Fresh basil in combination with all the onion and celery compliments the tomatoes and black beans to make the dish come alive with flavor. I add just a little sugar to curb the tartness of the tomatoes with subtle sweetness that beautifully celebrates the marriage of beans to vegetables in this dish.
Black Beans and Tomatoes Have Fortified Nutritional Benefits
Though you can buy canned beans, I go with the dry beans most often since they are cheaper compared to the cans. I usually cook one half of a bag at a time to later use in other recipes.
The only problem using dry beans is that they are less convenient than opening cans with beans that are softened already. You also need to sort dry beans first and inspect them for small pebbles before soaking them for hours overnight before you cook. If you don’t mind spending a few minutes and soaking the beans, then you are always better off starting with a bag of beans for the money you’ll save.
Besides this wonderful dish, another excellent recipe that I make is my Zesty Pinto Beans and Rice. This vegetarian dish is actually a complete main dish. My Never-Fried, Refried Beans and homemade flour tortillas are also healthy dishes to enjoy that taste amazing.
These legume recipes are family favorites so I hope that you’ll try them soon.

- 3 cups of cooked dry black beans
- 1-1/2 cups of fresh chopped basil
- 3 cups of diced Italian tomatoes
- 1 teaspoon of salt
- 1 tablespoon of sugar
- 1/4 teaspoon of black pepper
- 1/4 cup of olive oil
- 2 cups of finely chopped onion
- 1 cup of chopped celery
Sort your beans for any small pebbles first. (You can do this ahead of time and have them ready to use when convenient. I usually divide a bag into two 40-oz. size clean peanut butter jars). Rinse and soak the beans overnight before cooking them until softened. This can take a few hours more. When the beans are softened, it is time to start browning the two cups of chopped onion, one cup of chopped celery in the 1/4 cup of olive oil. After the vegetables are golden brown, add the beans, basil, tomatoes, sugar, salt, and pepper and cook thoroughly. ENJOY!
This recipe is like a Summer version of a black bean recipe I make with chipotle. What a nice change!
Author
We really love this recipe. Honestly, it tastes great when you add some pasta for a main course.
I really love black beans. This looks delicious. Thanks for the recipe!
Author
Thanks so much. You should really also try it as a main dish with pasta. Both ways are delicious!

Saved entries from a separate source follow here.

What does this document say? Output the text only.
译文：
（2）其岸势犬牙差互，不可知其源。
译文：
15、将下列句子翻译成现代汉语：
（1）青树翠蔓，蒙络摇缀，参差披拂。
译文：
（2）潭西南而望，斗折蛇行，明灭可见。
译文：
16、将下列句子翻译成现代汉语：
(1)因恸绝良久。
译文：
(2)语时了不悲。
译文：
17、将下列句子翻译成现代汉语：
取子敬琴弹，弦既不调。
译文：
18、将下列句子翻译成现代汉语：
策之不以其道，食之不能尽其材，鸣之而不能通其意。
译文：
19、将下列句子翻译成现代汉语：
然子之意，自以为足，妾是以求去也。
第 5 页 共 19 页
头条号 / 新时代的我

I use dry beans almost exclusively I mean canned beans are quick, and I admit I use chili beans for quick chili, but dried you can also control sodium. This recipe sounds amazing. I like the idea of the tomatoes in it. .
Author
I especially love to make this during summer when I have lots of fresh basil from my herbs. Basil happens to be one of the only herbs my garden raiders haven’t wanted to nibble on.
My husband loves beans. I do a version of this without black beans but I think I’m going to have to try this on him.